1. First you have to build a chapel. I suggest you chuck an infinite quantity of bricks, cement and rooftiles about before you start laying on the undercoat.
2. The painting I think you’re refering to is part fresco and part mural, so rather than waste your cash on a canvas you should be lobbing it at the ceiling and walls
Sorry, I think I should stop now… I’m talking Pollocks again!
I’m all overcome with emulsion!
Another way of looking at this monkey business would be to think about how random any sequence of letters (or numbers) is.

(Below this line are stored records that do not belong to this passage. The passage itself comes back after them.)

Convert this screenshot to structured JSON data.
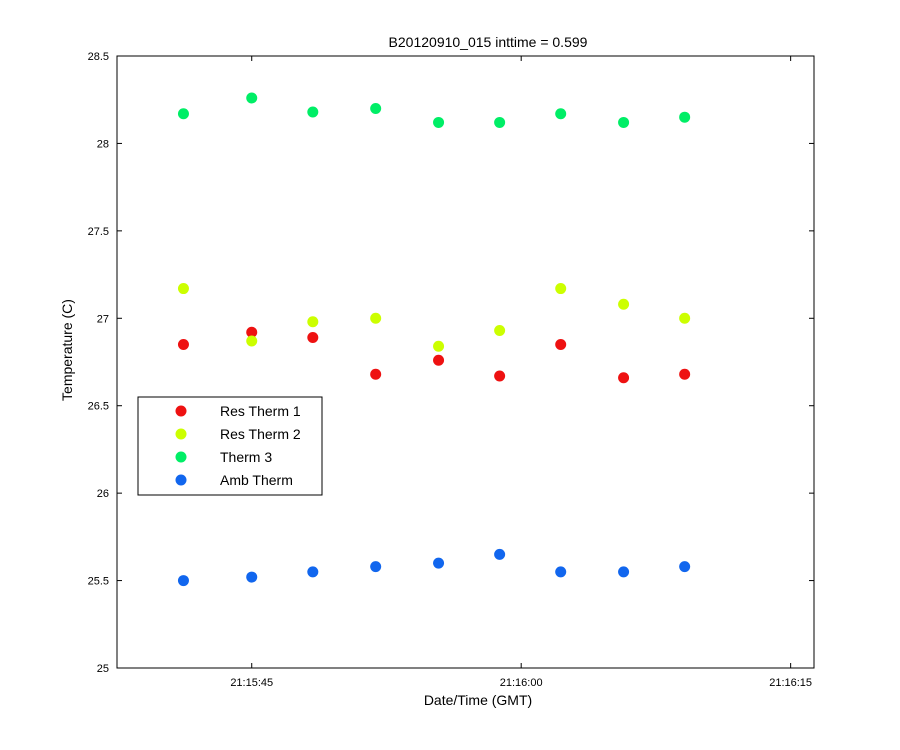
{
  "chart_data": {
    "type": "scatter",
    "title": "B20120910_015 inttime = 0.599",
    "xlabel": "Date/Time (GMT)",
    "ylabel": "Temperature (C)",
    "xlim": [
      "21:15:37.5",
      "21:16:16.3"
    ],
    "ylim": [
      25,
      28.5
    ],
    "x_ticks": [
      "21:15:45",
      "21:16:00",
      "21:16:15"
    ],
    "y_ticks": [
      "25",
      "25.5",
      "26",
      "26.5",
      "27",
      "27.5",
      "28",
      "28.5"
    ],
    "x": [
      "21:15:41.2",
      "21:15:45.0",
      "21:15:48.4",
      "21:15:51.9",
      "21:15:55.4",
      "21:15:58.8",
      "21:16:02.2",
      "21:16:05.7",
      "21:16:09.1"
    ],
    "legend_position": "left",
    "series": [
      {
        "name": "Res Therm 1",
        "color": "#ee1111",
        "values": [
          26.85,
          26.92,
          26.89,
          26.68,
          26.76,
          26.67,
          26.85,
          26.66,
          26.68
        ]
      },
      {
        "name": "Res Therm 2",
        "color": "#ccff00",
        "values": [
          27.17,
          26.87,
          26.98,
          27.0,
          26.84,
          26.93,
          27.17,
          27.08,
          27.0
        ]
      },
      {
        "name": "Therm 3",
        "color": "#00ee66",
        "values": [
          28.17,
          28.26,
          28.18,
          28.2,
          28.12,
          28.12,
          28.17,
          28.12,
          28.15
        ]
      },
      {
        "name": "Amb Therm",
        "color": "#1166ee",
        "values": [
          25.5,
          25.52,
          25.55,
          25.58,
          25.6,
          25.65,
          25.55,
          25.55,
          25.58
        ]
      }
    ],
    "grid": false
  }
}
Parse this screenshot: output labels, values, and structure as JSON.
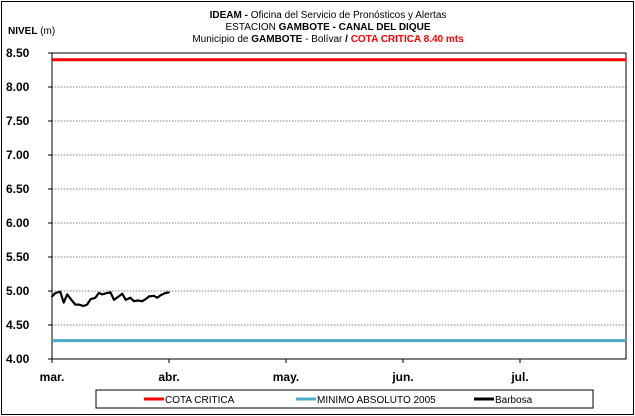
{
  "chart_data": {
    "type": "line",
    "title": {
      "line1_bold": "IDEAM -",
      "line1_rest": " Oficina del Servicio de Pronósticos y Alertas",
      "line2_pre": "ESTACION ",
      "line2_bold": "GAMBOTE - CANAL DEL DIQUE",
      "line3_pre": "Municipio de ",
      "line3_bold": "GAMBOTE",
      "line3_mid": " - Bolívar ",
      "line3_slash": "/",
      "line3_red": " COTA CRITICA 8.40 mts"
    },
    "ylabel_bold": "NIVEL",
    "ylabel_unit": " (m)",
    "ylim": [
      4.0,
      8.5
    ],
    "yticks": [
      "4.00",
      "4.50",
      "5.00",
      "5.50",
      "6.00",
      "6.50",
      "7.00",
      "7.50",
      "8.00",
      "8.50"
    ],
    "xticks": [
      "mar.",
      "abr.",
      "may.",
      "jun.",
      "jul."
    ],
    "grid": true,
    "legend_position": "bottom",
    "series": [
      {
        "name": "COTA CRITICA",
        "color": "#ff0000",
        "kind": "hline",
        "value": 8.4
      },
      {
        "name": "MINIMO ABSOLUTO 2005",
        "color": "#4bacc6",
        "kind": "hline",
        "value": 4.27
      },
      {
        "name": "Barbosa",
        "color": "#000000",
        "kind": "line",
        "x_month_offset": [
          0.0,
          0.03,
          0.07,
          0.1,
          0.13,
          0.17,
          0.2,
          0.23,
          0.27,
          0.3,
          0.33,
          0.37,
          0.4,
          0.43,
          0.47,
          0.5,
          0.53,
          0.57,
          0.6,
          0.63,
          0.67,
          0.7,
          0.73,
          0.77,
          0.8,
          0.83,
          0.87,
          0.9,
          0.93,
          0.97,
          1.0
        ],
        "y": [
          4.92,
          4.97,
          4.99,
          4.83,
          4.95,
          4.86,
          4.8,
          4.8,
          4.78,
          4.8,
          4.88,
          4.9,
          4.97,
          4.95,
          4.97,
          4.98,
          4.87,
          4.92,
          4.96,
          4.87,
          4.9,
          4.85,
          4.86,
          4.85,
          4.88,
          4.92,
          4.93,
          4.9,
          4.94,
          4.97,
          4.98
        ]
      }
    ]
  }
}
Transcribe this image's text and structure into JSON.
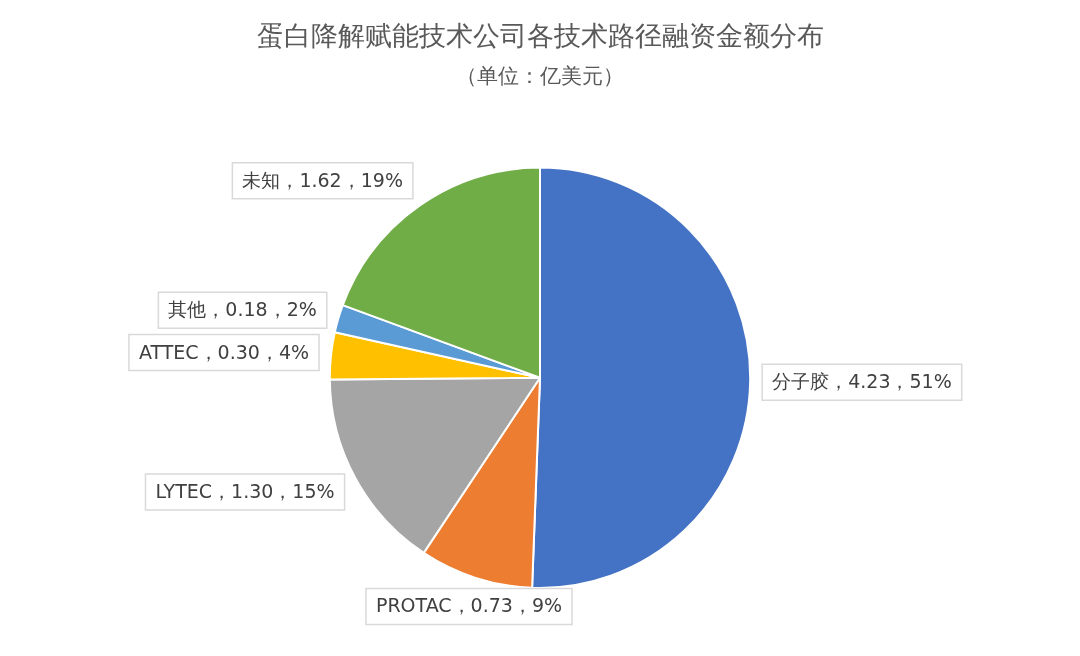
{
  "chart_data": {
    "type": "pie",
    "title": "蛋白降解赋能技术公司各技术路径融资金额分布",
    "subtitle": "（单位：亿美元）",
    "categories": [
      "分子胶",
      "PROTAC",
      "LYTEC",
      "ATTEC",
      "其他",
      "未知"
    ],
    "values": [
      4.23,
      0.73,
      1.3,
      0.3,
      0.18,
      1.62
    ],
    "colors": [
      "#4472c4",
      "#ed7d31",
      "#a5a5a5",
      "#ffc000",
      "#5b9bd5",
      "#70ad47"
    ],
    "value_labels": [
      "，4.23，51%",
      "，0.73，9%",
      "，1.30，15%",
      "，0.30，4%",
      "，0.18，2%",
      "，1.62，19%"
    ],
    "legend": false
  }
}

How could you tell, just by looking at them, if a sequence was generated randomly?
If we had a completely random text generator select 11 letters (at random!) it might give us “iwhacrtgsel” or “abcdefghijk” or even “derrenbrown”. As randomly generated sequences of 11 letters go, they are just as likely as any other sequence, but from those three you’d probably only consider the first one to be a random sequence of letters (it wasn’t).
The distinction between “random” and “randomly generated” can be an important one.
However you look at it, if you place an infinite amount of monkeys on an infinite amount of typewriters, you’re going to get a lot of poo.